Beyond the rock-solid security of established coffee purveyors, the hotspot security world gets murky. Julie Ask, research director for Jupiter Research says, “In general, if somebody’s using a hotspot, security is up to them. Enterprises have to educate their people about hotspot security.”
In addition to employee education, there’s a need for the right hardware and software mix to keep traveling laptops safe from harm or hack. Some employees may think that firewalls offer enough protection when they’re surfing outside of the office, but firewalls only protect data that’s stored on the laptop. They don’t protect data sent from a laptop through a wireless access point. What does keep that information safe is a VPN, but not all companies have automatically put VPNs on every laptop.
“There are constant updates going on in the security realm in terms of hotspots,” says Kurt Bauer, senior vice president of field operations for public access solutions provider Nomadix. “IT managers should buy security products with hotspots in mind.”
This means that on the IT shopping list should be VPNs with built-in security, or even a third-party service like HotSpot VPN. The product connects individual hotspot users to a VPN that encrypts data that’s sent from a user’s computer to a hotspot access point. From there, the information is filtered through the HotSpotVPN server and then to the Internet. This kind of solution might prove especially attractive for small and mid-size companies, since the cost per user is under $10 per month. Although a service like this one could mean a loss in performance, the speed of a T-1 connection that’s usually employed for hotspots should make it barely noticeable for most users.
Safer days ahead
While companies are learning to lock down, there’s a growing movement toward making hotspots and hotzones more secure. T-Mobile, which has about 4,000 hotspots, is proving to be very attractive to the corporate market with its recent iPass agreement.

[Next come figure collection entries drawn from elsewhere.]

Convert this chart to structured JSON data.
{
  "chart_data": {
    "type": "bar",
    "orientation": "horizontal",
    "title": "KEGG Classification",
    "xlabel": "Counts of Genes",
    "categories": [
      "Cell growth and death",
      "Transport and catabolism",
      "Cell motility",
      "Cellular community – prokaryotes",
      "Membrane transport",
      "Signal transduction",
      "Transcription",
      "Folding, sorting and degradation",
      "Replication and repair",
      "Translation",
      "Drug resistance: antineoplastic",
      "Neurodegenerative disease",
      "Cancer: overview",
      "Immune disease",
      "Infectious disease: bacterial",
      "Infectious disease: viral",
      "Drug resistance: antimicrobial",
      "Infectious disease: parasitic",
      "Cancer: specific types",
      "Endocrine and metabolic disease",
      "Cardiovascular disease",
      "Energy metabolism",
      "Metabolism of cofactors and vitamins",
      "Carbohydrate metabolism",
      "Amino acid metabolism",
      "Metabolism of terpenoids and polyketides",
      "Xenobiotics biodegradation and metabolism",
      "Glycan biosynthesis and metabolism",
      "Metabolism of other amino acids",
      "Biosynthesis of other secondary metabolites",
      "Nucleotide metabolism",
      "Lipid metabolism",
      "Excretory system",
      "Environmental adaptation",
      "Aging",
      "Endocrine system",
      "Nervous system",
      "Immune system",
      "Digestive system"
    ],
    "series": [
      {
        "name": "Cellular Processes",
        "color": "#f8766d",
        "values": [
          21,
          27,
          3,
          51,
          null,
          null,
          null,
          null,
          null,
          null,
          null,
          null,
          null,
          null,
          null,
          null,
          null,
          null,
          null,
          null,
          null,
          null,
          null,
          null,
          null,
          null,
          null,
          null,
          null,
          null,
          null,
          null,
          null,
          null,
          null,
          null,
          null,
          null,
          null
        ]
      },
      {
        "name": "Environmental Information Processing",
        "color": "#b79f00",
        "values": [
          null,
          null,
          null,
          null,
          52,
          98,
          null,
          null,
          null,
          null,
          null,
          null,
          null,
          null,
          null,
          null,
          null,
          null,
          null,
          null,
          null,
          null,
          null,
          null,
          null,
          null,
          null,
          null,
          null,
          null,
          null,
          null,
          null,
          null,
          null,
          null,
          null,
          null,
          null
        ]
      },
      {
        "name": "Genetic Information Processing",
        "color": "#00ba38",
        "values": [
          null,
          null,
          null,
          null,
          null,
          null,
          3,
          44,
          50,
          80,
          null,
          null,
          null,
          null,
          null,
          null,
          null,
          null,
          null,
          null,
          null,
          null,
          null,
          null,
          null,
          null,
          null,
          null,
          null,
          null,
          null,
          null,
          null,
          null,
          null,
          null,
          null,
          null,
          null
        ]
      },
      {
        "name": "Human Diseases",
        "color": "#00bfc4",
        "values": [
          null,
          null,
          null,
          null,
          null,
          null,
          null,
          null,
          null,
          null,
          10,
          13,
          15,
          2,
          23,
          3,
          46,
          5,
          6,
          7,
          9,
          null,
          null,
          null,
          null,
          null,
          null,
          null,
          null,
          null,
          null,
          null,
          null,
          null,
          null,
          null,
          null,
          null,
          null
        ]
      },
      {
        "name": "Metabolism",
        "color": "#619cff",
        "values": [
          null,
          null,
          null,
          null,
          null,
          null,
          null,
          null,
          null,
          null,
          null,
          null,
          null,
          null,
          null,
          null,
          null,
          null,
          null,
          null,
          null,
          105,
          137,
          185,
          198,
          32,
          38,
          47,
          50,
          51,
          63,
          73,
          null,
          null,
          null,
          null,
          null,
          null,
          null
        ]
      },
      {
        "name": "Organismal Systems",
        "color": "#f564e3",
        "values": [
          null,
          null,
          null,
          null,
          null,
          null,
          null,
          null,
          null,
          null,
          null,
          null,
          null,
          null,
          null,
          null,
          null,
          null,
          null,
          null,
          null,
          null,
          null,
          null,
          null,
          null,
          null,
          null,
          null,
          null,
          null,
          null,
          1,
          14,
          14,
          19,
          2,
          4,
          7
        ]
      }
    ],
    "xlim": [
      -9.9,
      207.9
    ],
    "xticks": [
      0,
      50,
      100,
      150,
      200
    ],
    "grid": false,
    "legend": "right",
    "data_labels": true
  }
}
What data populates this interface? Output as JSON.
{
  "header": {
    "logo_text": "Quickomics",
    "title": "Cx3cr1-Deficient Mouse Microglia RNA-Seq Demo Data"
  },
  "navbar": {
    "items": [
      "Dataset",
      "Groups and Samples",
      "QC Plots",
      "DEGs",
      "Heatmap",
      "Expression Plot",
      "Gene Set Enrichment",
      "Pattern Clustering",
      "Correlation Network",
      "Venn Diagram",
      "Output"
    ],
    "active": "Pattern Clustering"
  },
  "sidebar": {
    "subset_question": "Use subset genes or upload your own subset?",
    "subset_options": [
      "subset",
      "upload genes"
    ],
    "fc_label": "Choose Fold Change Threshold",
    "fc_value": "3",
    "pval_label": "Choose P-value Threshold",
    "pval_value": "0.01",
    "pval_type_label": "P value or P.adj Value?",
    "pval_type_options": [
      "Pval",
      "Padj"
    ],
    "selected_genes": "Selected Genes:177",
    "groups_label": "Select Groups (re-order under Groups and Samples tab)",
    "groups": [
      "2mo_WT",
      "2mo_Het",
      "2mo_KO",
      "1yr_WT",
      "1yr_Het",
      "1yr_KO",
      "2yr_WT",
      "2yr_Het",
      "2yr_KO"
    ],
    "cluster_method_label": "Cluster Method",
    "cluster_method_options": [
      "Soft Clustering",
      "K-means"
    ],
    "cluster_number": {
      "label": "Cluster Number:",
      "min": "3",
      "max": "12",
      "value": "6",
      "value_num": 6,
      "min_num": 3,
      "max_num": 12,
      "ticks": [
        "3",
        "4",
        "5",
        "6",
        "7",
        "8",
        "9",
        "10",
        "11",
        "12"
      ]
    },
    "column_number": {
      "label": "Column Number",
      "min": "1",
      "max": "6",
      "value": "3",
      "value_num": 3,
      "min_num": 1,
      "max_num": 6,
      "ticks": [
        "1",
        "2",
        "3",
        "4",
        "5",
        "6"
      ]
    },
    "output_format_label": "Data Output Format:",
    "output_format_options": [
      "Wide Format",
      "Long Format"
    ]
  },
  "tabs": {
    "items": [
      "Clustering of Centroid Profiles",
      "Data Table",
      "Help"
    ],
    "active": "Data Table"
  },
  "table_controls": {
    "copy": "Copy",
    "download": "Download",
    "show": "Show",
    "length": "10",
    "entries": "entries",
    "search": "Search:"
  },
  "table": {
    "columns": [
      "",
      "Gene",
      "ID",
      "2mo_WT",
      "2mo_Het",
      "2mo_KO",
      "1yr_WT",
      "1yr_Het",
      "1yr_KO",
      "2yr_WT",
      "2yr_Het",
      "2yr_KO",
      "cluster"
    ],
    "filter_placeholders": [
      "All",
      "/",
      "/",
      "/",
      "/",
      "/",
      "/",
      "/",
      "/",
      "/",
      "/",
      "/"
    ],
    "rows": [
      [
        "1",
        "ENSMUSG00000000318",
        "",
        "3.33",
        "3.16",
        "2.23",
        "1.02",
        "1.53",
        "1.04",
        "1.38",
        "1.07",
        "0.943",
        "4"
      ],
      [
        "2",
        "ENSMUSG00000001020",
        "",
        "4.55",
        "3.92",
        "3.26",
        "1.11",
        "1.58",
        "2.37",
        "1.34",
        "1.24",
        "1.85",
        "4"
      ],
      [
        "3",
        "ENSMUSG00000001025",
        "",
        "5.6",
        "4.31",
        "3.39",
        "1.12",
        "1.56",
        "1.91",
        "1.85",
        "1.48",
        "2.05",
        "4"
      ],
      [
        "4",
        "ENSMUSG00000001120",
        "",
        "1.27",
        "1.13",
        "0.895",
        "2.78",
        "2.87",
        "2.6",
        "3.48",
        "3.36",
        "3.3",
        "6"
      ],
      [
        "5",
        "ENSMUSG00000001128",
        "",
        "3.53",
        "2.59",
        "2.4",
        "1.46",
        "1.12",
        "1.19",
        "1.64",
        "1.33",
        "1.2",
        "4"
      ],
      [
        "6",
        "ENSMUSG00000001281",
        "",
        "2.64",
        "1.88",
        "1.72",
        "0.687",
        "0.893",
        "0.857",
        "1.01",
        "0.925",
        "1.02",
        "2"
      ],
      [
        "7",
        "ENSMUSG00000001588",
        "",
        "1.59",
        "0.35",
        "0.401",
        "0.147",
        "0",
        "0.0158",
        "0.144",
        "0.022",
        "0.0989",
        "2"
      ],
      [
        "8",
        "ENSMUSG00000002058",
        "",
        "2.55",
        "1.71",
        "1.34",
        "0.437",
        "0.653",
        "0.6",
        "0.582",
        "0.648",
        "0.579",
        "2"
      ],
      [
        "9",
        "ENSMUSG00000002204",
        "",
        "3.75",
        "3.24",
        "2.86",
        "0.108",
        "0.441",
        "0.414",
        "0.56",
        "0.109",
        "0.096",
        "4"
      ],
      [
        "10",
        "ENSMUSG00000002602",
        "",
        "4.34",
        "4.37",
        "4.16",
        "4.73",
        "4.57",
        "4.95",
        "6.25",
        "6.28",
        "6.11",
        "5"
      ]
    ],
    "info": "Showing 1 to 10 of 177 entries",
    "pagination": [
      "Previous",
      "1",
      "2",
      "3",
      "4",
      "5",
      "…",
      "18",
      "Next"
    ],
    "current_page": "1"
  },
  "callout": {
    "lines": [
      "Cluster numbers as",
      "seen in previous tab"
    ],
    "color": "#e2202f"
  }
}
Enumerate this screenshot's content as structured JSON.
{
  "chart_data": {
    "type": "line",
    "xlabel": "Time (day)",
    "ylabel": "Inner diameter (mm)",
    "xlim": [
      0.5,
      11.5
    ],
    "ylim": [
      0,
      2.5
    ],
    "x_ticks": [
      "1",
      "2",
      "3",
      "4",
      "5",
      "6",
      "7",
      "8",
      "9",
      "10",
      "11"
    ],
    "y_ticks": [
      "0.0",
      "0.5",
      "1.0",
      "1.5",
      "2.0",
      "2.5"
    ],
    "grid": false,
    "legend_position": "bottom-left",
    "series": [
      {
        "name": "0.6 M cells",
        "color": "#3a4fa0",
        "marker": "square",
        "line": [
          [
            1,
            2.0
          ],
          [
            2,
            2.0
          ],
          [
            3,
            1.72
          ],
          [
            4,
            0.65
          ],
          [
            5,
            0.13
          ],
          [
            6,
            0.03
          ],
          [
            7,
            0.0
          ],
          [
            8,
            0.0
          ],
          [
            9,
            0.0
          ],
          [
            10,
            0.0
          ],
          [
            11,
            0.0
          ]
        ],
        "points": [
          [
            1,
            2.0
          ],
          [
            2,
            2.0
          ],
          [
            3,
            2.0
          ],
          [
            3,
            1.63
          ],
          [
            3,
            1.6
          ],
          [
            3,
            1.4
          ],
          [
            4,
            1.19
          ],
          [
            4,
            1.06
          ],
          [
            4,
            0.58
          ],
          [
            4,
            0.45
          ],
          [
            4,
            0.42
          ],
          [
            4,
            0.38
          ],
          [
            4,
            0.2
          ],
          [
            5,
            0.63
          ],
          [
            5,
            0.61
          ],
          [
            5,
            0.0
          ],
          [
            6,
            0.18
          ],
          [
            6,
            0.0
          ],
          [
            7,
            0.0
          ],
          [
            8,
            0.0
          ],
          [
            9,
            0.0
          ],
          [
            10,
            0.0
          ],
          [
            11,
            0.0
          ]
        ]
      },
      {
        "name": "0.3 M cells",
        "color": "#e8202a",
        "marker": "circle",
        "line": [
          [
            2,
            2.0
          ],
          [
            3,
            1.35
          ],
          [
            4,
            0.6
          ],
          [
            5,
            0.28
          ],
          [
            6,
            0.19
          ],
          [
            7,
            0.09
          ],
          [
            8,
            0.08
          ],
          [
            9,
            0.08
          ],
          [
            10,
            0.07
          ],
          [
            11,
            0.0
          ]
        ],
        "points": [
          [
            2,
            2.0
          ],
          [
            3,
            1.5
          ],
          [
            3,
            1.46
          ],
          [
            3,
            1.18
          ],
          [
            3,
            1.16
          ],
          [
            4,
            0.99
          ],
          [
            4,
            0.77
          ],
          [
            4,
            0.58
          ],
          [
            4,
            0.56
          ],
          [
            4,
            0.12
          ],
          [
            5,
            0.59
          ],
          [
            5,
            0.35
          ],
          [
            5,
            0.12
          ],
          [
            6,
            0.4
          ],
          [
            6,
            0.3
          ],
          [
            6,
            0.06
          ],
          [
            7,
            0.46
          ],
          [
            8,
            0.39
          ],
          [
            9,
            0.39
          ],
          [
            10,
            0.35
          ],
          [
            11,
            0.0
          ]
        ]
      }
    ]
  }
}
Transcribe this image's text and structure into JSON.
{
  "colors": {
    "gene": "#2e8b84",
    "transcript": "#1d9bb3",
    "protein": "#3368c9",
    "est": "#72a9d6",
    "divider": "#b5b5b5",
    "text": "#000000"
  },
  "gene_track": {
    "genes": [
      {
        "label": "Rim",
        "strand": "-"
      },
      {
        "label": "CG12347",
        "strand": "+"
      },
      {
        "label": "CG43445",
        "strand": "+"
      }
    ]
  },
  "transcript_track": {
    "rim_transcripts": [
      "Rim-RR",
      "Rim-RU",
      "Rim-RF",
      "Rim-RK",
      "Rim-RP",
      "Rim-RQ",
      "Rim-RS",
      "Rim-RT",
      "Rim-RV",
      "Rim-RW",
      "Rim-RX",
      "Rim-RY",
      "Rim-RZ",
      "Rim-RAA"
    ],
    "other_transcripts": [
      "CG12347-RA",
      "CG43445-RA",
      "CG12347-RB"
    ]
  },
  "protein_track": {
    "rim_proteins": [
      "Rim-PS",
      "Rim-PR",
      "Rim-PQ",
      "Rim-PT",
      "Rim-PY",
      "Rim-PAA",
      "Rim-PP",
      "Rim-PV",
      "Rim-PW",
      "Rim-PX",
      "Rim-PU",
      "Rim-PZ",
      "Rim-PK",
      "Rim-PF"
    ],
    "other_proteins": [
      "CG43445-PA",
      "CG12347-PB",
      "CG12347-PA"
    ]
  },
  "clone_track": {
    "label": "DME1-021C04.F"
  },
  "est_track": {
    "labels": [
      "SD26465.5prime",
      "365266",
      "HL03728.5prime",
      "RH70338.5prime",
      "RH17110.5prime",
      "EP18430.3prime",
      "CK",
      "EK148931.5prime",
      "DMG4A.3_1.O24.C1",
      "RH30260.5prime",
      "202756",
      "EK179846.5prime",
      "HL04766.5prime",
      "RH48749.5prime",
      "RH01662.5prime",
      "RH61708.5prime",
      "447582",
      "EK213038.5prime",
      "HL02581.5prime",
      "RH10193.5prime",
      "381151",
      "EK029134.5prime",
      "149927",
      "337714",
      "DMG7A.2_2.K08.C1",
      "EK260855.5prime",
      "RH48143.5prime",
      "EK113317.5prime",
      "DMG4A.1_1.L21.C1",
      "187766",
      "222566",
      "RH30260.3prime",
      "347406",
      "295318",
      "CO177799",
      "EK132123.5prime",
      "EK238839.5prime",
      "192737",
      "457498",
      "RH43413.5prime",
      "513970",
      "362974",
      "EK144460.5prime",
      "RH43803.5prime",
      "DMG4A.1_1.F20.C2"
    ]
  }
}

The iPass virtual Wi-Fi network lets a single user access the Internet though a software interface that has built-in security.
The T-Mobile system won’t work for everybody, because the service only works with Windows XP clients and systems that use Windows Server 2003. Still, when compared to some of the sketchy security found elsewhere, it’s considered a major step forward toward locking down wireless zones.
Until companies like T-Mobile and Starbucks get their wish for a safer hotspot that everyone will use, it’s up to individual users to make sure that they’re not putting themselves, and their companies, into danger. “Hotspots are a great trend,” Bauer says, “as long as you’re careful.”